2016 strich Mondelez drei der zwölf Berggipfel der Toblerone und reduzierte so das Gewicht von 400 auf 360 Gramm. Der Preis blieb unverändert. Bei Haribo verschwanden 25 Gramm Goldbärchen aus der Tüte. Bei gleichem Preis und unveränderter Verpackungsgrösse. In der Wirtschaft nennt man diese Schummelei «Shrinkflation», eine Kombination der englischen Worte «schrumpfen» und «Inflation».
Dass man etwas Kleines gross verpackt, um es imposanter erscheinen zu lassen, ist keine Erfindung der Nahrungsmittelindustrie in Zeiten der Inflation.
Im Mittelalter ging der «Hosenteufel» um, die sogenannte Schamkapsel, ein modischer Hosenlatz, der hinter dem handtellergrossen Stoffpolster ein Monstergehänge vermuten liess. Der Anblick versetzte den evangelischen Theologen und Reformator Andreas Musculus (1514–1581) in Rage. Bei jungen Männern war dieser «Hosenteufel» sehr beliebt. Einige wählten gar eine Ausbuchtung in Bananen- oder Gurkenform und signalisierten damit Potenz und «allzeit bereit». Musculus verfasste eine Streitschrift gegen den «Hosenteufel». Das Buch wurde im entstehenden Buchmarkt zum Bestseller, bewirkt hat es nichts.
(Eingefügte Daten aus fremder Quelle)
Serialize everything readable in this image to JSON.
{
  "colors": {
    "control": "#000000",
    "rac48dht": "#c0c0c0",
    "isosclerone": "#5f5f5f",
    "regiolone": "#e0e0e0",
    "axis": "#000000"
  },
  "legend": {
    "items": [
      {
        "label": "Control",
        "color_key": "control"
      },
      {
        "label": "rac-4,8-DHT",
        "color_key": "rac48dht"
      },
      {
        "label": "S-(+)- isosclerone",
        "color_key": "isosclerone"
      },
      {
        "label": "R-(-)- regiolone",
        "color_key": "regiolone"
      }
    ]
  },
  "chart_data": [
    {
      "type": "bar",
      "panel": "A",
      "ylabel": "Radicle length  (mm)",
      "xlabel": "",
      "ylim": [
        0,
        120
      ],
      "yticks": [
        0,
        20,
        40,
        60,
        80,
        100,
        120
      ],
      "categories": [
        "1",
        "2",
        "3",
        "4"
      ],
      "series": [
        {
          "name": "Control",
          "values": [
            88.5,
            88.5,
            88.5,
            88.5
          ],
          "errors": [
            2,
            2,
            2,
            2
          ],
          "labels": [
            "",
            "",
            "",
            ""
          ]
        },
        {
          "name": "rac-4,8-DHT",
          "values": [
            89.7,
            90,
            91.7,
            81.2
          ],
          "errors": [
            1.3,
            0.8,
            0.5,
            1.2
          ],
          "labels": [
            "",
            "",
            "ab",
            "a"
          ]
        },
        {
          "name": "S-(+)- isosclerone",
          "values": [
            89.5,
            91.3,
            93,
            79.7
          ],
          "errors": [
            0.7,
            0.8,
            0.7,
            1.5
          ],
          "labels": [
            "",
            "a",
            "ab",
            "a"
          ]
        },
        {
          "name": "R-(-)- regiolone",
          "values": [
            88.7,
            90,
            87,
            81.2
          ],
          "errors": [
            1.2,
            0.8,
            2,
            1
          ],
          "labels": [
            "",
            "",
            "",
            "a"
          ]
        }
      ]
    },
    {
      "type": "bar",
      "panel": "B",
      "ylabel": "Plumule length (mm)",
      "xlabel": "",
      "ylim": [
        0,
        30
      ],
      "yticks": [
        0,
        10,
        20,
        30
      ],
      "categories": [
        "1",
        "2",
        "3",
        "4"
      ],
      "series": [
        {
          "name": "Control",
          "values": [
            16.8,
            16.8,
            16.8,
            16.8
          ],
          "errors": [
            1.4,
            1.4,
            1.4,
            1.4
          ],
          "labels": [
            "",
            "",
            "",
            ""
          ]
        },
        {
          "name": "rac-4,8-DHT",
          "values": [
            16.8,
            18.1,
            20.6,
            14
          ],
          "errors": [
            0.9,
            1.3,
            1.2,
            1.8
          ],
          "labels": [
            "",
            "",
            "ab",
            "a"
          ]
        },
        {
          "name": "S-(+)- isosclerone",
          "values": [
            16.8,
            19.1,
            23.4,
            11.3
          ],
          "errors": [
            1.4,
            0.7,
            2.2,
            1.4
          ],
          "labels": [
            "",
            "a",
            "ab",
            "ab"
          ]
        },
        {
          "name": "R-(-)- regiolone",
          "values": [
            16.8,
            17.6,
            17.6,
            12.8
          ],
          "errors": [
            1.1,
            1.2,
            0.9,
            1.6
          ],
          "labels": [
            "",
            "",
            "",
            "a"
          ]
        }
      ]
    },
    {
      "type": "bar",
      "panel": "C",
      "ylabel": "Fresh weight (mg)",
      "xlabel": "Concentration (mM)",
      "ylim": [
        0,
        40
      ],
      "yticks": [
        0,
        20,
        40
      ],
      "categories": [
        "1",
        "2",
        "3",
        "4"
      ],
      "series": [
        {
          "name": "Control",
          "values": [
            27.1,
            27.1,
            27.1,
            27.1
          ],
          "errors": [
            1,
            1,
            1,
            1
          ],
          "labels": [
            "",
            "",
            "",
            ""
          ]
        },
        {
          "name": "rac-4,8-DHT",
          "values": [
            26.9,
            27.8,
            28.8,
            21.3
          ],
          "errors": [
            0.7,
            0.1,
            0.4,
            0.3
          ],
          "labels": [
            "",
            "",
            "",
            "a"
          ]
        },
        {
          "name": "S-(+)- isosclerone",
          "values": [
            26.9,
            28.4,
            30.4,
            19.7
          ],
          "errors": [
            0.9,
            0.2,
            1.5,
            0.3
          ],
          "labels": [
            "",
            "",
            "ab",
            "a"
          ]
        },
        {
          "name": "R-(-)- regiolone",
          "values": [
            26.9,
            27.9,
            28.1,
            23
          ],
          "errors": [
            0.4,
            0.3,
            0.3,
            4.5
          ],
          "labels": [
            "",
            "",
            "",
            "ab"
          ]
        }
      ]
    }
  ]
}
Eine verstärkte Schamkapsel wurde später auch bei der Herstellung von Rüstungen angebracht. Sie sollte die Genitalien schützen, da Pikeniere diesen Körperteil beim Stechen (frz. piquer) bevorzugten. Die metallischen Push-ups hatten einen weiteren Vorteil: Da auch Rüstungen rosten, konnte man die ovalförmig aufgesetzte Metallplatte zum Urinieren abnehmen.
Für das weibliche Geschlecht entwickelte der New Yorker Designer Israel Pilot während des Zweiten Weltkrieges einen Büstenhalter, der vergrösserte, was in diesem Umfang nicht vorhanden war. Er nannte diesen ersten Push-up-Büstenhalter «Wonderbra» und liess ihn 1941 patentieren. Nach mehreren Besitzerwechseln war es schliesslich die Designerin Louise Poirier, die 1961 den Wonderbra entwarf, wie wir ihn heute kennen. Je nach Anlass und gewünschtem Décolleté stehen verschiedene halbmondförmige Polsterungen zur Verfügung.
Push-ups gibt es heute für alle Geschlechter. Sie trösten über das hinweg, was man nicht hat – und der Humor (falls vorhanden) über das, was man wirklich hat. Frei nach Albert Camus.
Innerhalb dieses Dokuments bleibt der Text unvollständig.